Bumi tertawa. Suara tawanya yang khas seakan Menjadi melodi dalam hidupku. Bumi mengusap kepalaku, aku suka jika dia mengusap kepalaku seperti ini. perasaan Nyaman kembali meliputi hatiku. Dewa, jika aku bisa menghentikan waktu aku ingin waktu seperti ini. biarkan aku dan bumi berdua untuk sebentar saja.
“Bintang, kebelakang yuk? Aku mau ngomong sesuatu sama kamu”
“Apa? Kenapa gak disini aja?”
“Ayolah, penting.”
“kenapa gak disini aja? Ribet. Masa harus kebelakang? Aku gak mau!”

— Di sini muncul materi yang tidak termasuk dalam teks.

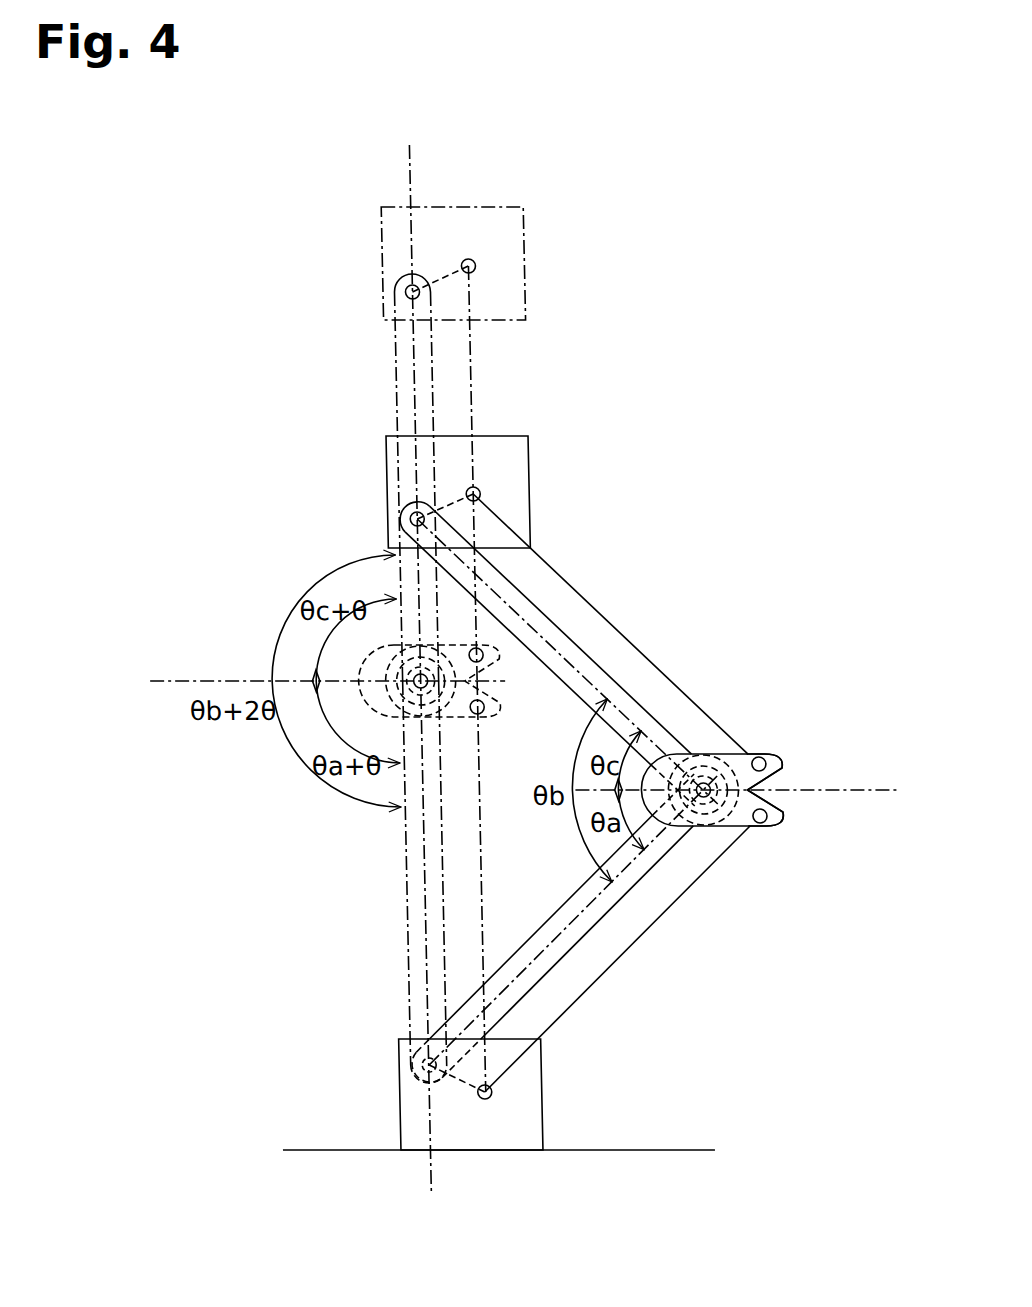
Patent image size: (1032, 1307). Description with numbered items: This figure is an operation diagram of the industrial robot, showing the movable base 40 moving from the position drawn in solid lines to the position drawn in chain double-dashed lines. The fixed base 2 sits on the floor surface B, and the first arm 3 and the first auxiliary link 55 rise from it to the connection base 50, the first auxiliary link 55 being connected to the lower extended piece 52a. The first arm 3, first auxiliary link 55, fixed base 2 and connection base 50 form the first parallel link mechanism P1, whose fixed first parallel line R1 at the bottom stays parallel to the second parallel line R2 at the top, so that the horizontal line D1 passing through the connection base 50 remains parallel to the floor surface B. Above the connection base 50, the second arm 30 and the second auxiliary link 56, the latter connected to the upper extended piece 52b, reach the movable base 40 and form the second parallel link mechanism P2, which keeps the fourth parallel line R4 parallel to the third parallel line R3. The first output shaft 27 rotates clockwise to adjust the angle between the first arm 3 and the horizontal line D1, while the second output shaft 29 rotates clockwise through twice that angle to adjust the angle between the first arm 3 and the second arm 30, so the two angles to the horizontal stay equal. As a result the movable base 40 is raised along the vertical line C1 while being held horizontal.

The vertical line C1 is at (412, 163).
The movable base 40 is at (525, 232).
The fourth parallel line R4 is at (441, 268).
The second arm 30 is at (393, 394).
The second auxiliary link 56 is at (470, 390).
The first arm 3 is at (394, 876).
The first auxiliary link 55 is at (469, 860).
The connection base 50 is at (489, 720).
The second output shaft 29 is at (390, 656).
The first output shaft 27 is at (391, 708).
The third parallel line R3 is at (464, 651).
The second parallel line R2 is at (468, 714).
The upper extended piece 52b is at (771, 763).
The lower extended piece 52a is at (760, 828).
The horizontal line D1 is at (160, 680).
The fixed base 2 is at (383, 1075).
The first parallel line R1 is at (442, 1095).
The floor surface B is at (638, 1150).
The second parallel link mechanism P2 is at (655, 640).
The first parallel link mechanism P1 is at (646, 965).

“yaah, kalau kamu gak mau aku gendong entar”
“gendong aja”
Bumi dengan sigap mengangkat tubuhku dan menggendongku ke belakang. Spontan aku berteriak kencang karena tidak menyangka Bumi benar-benar akan menggendongku.
“AAAAH!!! TURUNKAN TURUNKAN!!! TURUNKAN AKU!!!”
“nggak akan, katanya tadi minta di gendong?” Bumi menggodaku.
“TURUNKAN! BUMIII AKU MOHOOON, HUAAA TURUNKAAAN!!!!”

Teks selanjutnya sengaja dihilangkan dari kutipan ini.